3D analysis of equally X-ray attenuating mineralogical phases utilizing a correlative tomographic workflow across multiple length scales

A correlative 3D characterization workflow by micro and nano X-ray computed tomography (Micro-CT, Nano -CT) and analytical scanning electron microscopy (SEM) is presented over different length scales for particle composite materials that apply to any powder at the size scale between 0.3 mu m to 15 mu m. In this case study, an artificial compound of calcite, talcum, dolomite, and magnesite providing constituent particles with similar morphology, size distribution, and chemical composition for multidimensional separation processes is analyzed. First, Micro-CT characterizes the particle morphology and distribution of a larger amalgamated volume.
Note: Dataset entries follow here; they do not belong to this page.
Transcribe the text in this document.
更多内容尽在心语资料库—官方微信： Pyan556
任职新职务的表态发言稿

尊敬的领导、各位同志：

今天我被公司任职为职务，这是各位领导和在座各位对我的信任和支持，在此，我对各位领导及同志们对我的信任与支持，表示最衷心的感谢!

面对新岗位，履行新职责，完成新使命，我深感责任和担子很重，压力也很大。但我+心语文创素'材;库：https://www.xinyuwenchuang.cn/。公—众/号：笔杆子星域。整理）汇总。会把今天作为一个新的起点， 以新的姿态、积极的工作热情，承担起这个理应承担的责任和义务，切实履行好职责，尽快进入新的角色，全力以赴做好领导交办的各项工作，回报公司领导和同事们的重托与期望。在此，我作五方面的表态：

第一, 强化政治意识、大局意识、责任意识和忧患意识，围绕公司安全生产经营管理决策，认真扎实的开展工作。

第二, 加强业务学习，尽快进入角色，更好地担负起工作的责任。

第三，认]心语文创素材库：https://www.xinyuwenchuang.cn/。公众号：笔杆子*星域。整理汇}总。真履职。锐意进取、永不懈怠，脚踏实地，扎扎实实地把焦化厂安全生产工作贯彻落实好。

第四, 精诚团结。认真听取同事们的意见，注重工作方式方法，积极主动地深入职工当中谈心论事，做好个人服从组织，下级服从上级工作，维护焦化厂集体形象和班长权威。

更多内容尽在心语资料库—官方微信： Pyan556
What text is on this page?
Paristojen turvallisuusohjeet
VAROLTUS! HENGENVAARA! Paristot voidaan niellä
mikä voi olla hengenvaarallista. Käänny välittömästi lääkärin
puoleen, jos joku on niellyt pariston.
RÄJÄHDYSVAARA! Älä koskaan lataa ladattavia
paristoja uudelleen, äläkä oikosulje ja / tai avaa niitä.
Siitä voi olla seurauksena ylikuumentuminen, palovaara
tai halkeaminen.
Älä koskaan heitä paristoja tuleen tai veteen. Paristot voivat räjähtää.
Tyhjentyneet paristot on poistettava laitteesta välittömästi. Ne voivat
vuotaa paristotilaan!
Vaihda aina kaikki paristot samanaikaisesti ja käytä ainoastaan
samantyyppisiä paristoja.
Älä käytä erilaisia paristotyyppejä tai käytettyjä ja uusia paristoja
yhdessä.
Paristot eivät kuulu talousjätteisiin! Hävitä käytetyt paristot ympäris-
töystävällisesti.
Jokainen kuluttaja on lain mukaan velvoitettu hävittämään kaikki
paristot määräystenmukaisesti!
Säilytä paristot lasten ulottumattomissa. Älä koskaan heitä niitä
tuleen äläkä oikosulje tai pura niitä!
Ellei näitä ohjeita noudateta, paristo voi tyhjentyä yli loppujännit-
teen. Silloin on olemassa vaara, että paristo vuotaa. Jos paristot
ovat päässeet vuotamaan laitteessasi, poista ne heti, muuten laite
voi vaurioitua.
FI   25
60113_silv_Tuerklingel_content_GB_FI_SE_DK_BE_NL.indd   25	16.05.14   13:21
Then, a smaller, site-specifically prepared pillar is imaged by Nano-CT allowing for correlative investigations at higher -resolution. Afterwards, the Nano-CT reconstruction is informed slice-wise by analytical SEM distinguishing particles with different chemical composition. The statistical interpretation of our results is improved by advanced post-processing and multidimensional analysis, allowing for quantitative characterization of the particles' size, phase distribution, and mineral degree of liberation.

Automated summary

A 3D characterization workflow combining micro and nano X-ray computed tomography (Micro-CT, Nano-CT) and analytical scanning electron microscopy (SEM) is introduced for particle composite materials. It can be applied to analyze powders ranging from 0.3 μm to 15 μm. This workflow allows for quantitative characterization of particle size, phase distribution, and mineral degree of liberation.